AGLO_Region = AGLO_Region.loc[~((AGLO_Region.AGLOMERADO == 33) & (AGLO_Region.Region == 'Pampeana'))]
AGLO_Region = AGLO_Region.loc[~((AGLO_Region.AGLOMERADO == 93) & (AGLO_Region.Region == 'Pampeana'))]

### Match column names

names_censo = ['IX_TOT', 'P02', 'P03', 'CONDACT', 'AGLOMERADO',
    'V01', 'H05', 'H06', 'H07', 'H08', 'H09', 'H10', 'H11', 'H12', 'H16', 'H15', 'PROP', 'H14', 'H13',
      'P07', 'P08', 'P09', 'P10', 'P05']


names_EPH = ['IX_TOT','CH04','CH06','CONDACT', 'AGLOMERADO',
    'IV1', 'IV3', 'IV4','IV5','IV6','IV7','IV8','IV10','IV11','II1','II2','II7','II8','II9',
    'CH09','CH10','CH12','CH13','CH15']

col_mon = [u'P21', u'P47T', u'PP08D1', u'TOT_P12', u'T_VI', u'V12_M', u'V2_M', u'V3_M', u'V5_M']



## Cargar IPC

In [None]:
def create_cpi_df(url: str, start_year: int, end_year: int) -> pd.DataFrame:
    """
    This function creates a CPI dataframe from a given url and a specified range of years.

    Parameters:
    url (str): The url where the cpi data is located.
    start_year (int): The first year to include in the dataframe.
    end_year (int): The last year to include in the dataframe.

    Returns:
    pd.DataFrame: The created dataframe with the cpi data.
    """
    cpi = pd.read_csv(url, index_col = 0) #reads csv from url and sets first column as index
    cpi.index = pd.to_datetime(cpi.index) #convert index to datetime
    cpi = cpi[str(start_year):str(end_year)] #filter dataframe by range of years
    return cpi

In [44]:

from datetime import datetime
ano_actual = datetime.today().strftime("%Y")

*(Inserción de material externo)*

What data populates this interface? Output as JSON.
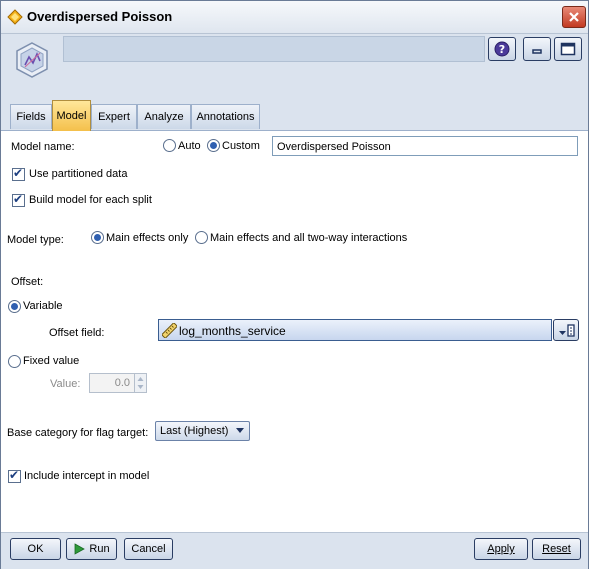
{
  "window": {
    "title": "Overdispersed Poisson"
  },
  "icons": {
    "title": "diamond-node-icon",
    "node": "model-node-icon",
    "close": "close-icon",
    "help": "help-icon",
    "minimize": "minimize-icon",
    "maximize": "maximize-icon",
    "field_picker": "field-picker-icon",
    "ruler": "ruler-icon",
    "run": "play-icon"
  },
  "colors": {
    "accent": "#f4c04b",
    "header_bg": "#dbe3ee",
    "close": "#c23a22"
  },
  "tabs": [
    {
      "label": "Fields",
      "active": false
    },
    {
      "label": "Model",
      "active": true
    },
    {
      "label": "Expert",
      "active": false
    },
    {
      "label": "Analyze",
      "active": false
    },
    {
      "label": "Annotations",
      "active": false
    }
  ],
  "model_name": {
    "label": "Model name:",
    "auto_label": "Auto",
    "custom_label": "Custom",
    "selected": "Custom",
    "value": "Overdispersed Poisson"
  },
  "use_partitioned": {
    "label": "Use partitioned data",
    "checked": true
  },
  "build_each_split": {
    "label": "Build model for each split",
    "checked": true
  },
  "model_type": {
    "label": "Model type:",
    "option_main": "Main effects only",
    "option_interactions": "Main effects and all two-way interactions",
    "selected": "Main effects only"
  },
  "offset": {
    "label": "Offset:",
    "variable_label": "Variable",
    "selected": "Variable",
    "field_label": "Offset field:",
    "field_value": "log_months_service",
    "fixed_label": "Fixed value",
    "value_label": "Value:",
    "value": "0.0"
  },
  "base_category": {
    "label": "Base category for flag target:",
    "value": "Last (Highest)"
  },
  "include_intercept": {
    "label": "Include intercept in model",
    "checked": true
  },
  "footer": {
    "ok": "OK",
    "run": "Run",
    "cancel": "Cancel",
    "apply": "Apply",
    "reset": "Reset"
  }
}
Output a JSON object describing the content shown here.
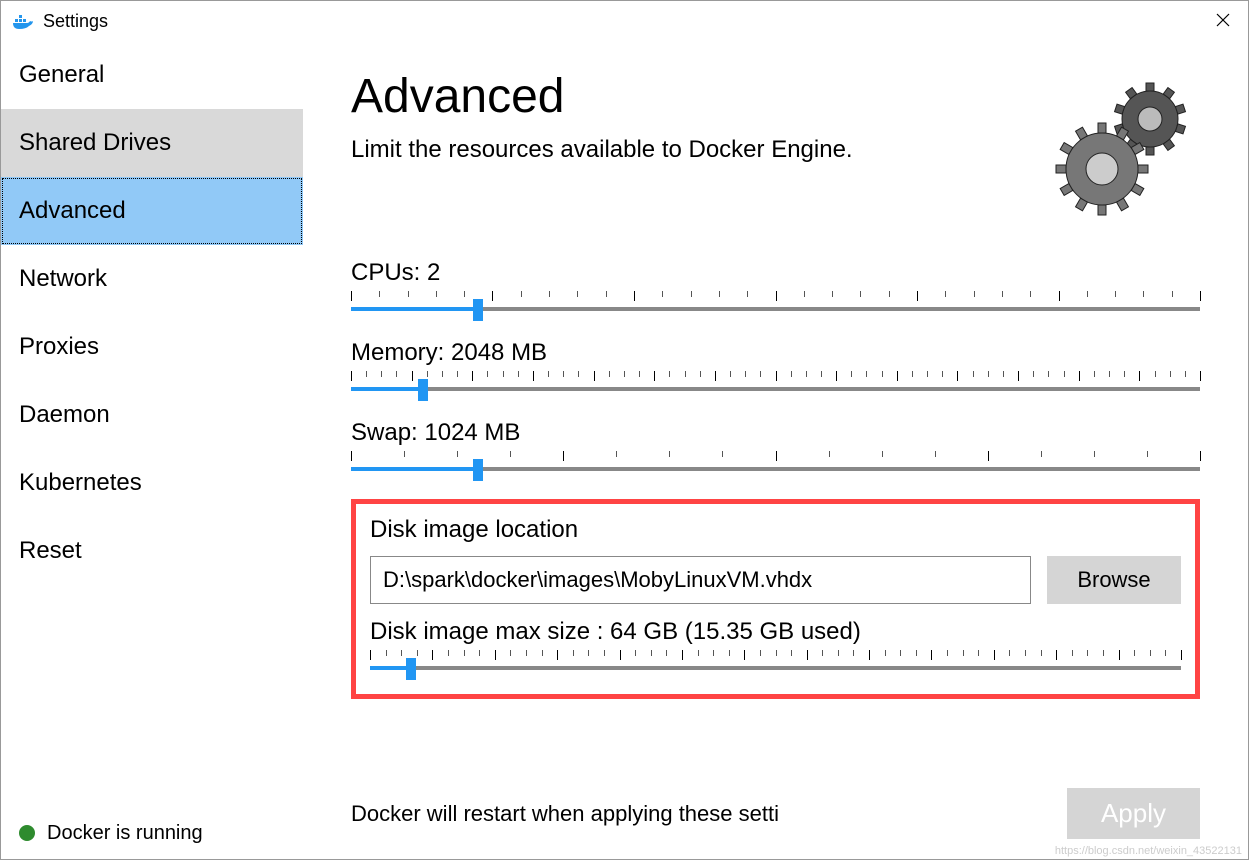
{
  "window": {
    "title": "Settings"
  },
  "sidebar": {
    "items": [
      "General",
      "Shared Drives",
      "Advanced",
      "Network",
      "Proxies",
      "Daemon",
      "Kubernetes",
      "Reset"
    ],
    "selected_index": 2
  },
  "status": {
    "text": "Docker is running",
    "color": "#2e8b2e"
  },
  "page": {
    "title": "Advanced",
    "subtitle": "Limit the resources available to Docker Engine."
  },
  "sliders": {
    "cpus": {
      "label": "CPUs: 2",
      "fill_pct": 15,
      "ticks_major": 7,
      "ticks_minor_per": 5
    },
    "memory": {
      "label": "Memory: 2048 MB",
      "fill_pct": 8.5,
      "ticks_major": 15,
      "ticks_minor_per": 4
    },
    "swap": {
      "label": "Swap: 1024 MB",
      "fill_pct": 15,
      "ticks_major": 5,
      "ticks_minor_per": 4
    },
    "disk": {
      "label": "Disk image max size : 64 GB (15.35 GB  used)",
      "fill_pct": 5,
      "ticks_major": 14,
      "ticks_minor_per": 4
    }
  },
  "disk": {
    "section_label": "Disk image location",
    "path": "D:\\spark\\docker\\images\\MobyLinuxVM.vhdx",
    "browse_label": "Browse"
  },
  "footer": {
    "text": "Docker will restart when applying these setti",
    "apply_label": "Apply"
  },
  "watermark": "https://blog.csdn.net/weixin_43522131"
}
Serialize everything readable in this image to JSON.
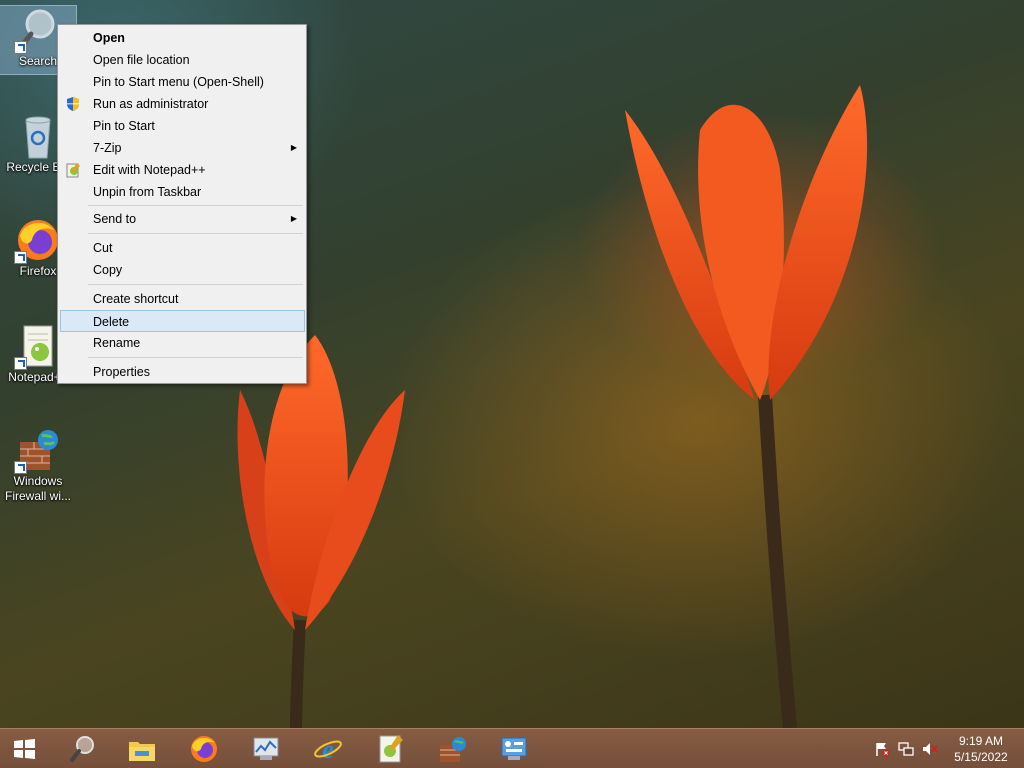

# Crear CPI dataframe, TRIMESTRAL
cpi = create_cpi_df('https://raw.githubusercontent.com/matuteiglesias/IPC-Argentina/main/data/info/indice_precios_Q.csv', 
    2003, end_year=ano_actual)
cpi.index = cpi.index - pd.offsets.MonthBegin(1) + pd.offsets.Day(14) #force day 15 of the month

# Crear CPI dataframe, MENSUAL
cpi_M = create_cpi_df('https://raw.githubusercontent.com/matuteiglesias/IPC-Argentina/main/data/info/indice_precios_M.csv', 
    2003, end_year=ano_actual)

# Crear CPI dataframe, DIARIO
cpi_d = create_cpi_df('https://raw.githubusercontent.com/matuteiglesias/IPC-Argentina/main/data/info/indice_precios_d.csv', 
    2003, end_year=ano_actual)

# Fecha de referencia para el IPC. ix es el nivel del indice en la fecha de referencia, y es 100, por definicion
ix = cpi_d.loc['2016-01-01']['index']

# Primer dia del mes en curso
mes_actual = datetime.today().replace(day=1).strftime("%Y-%m-%d")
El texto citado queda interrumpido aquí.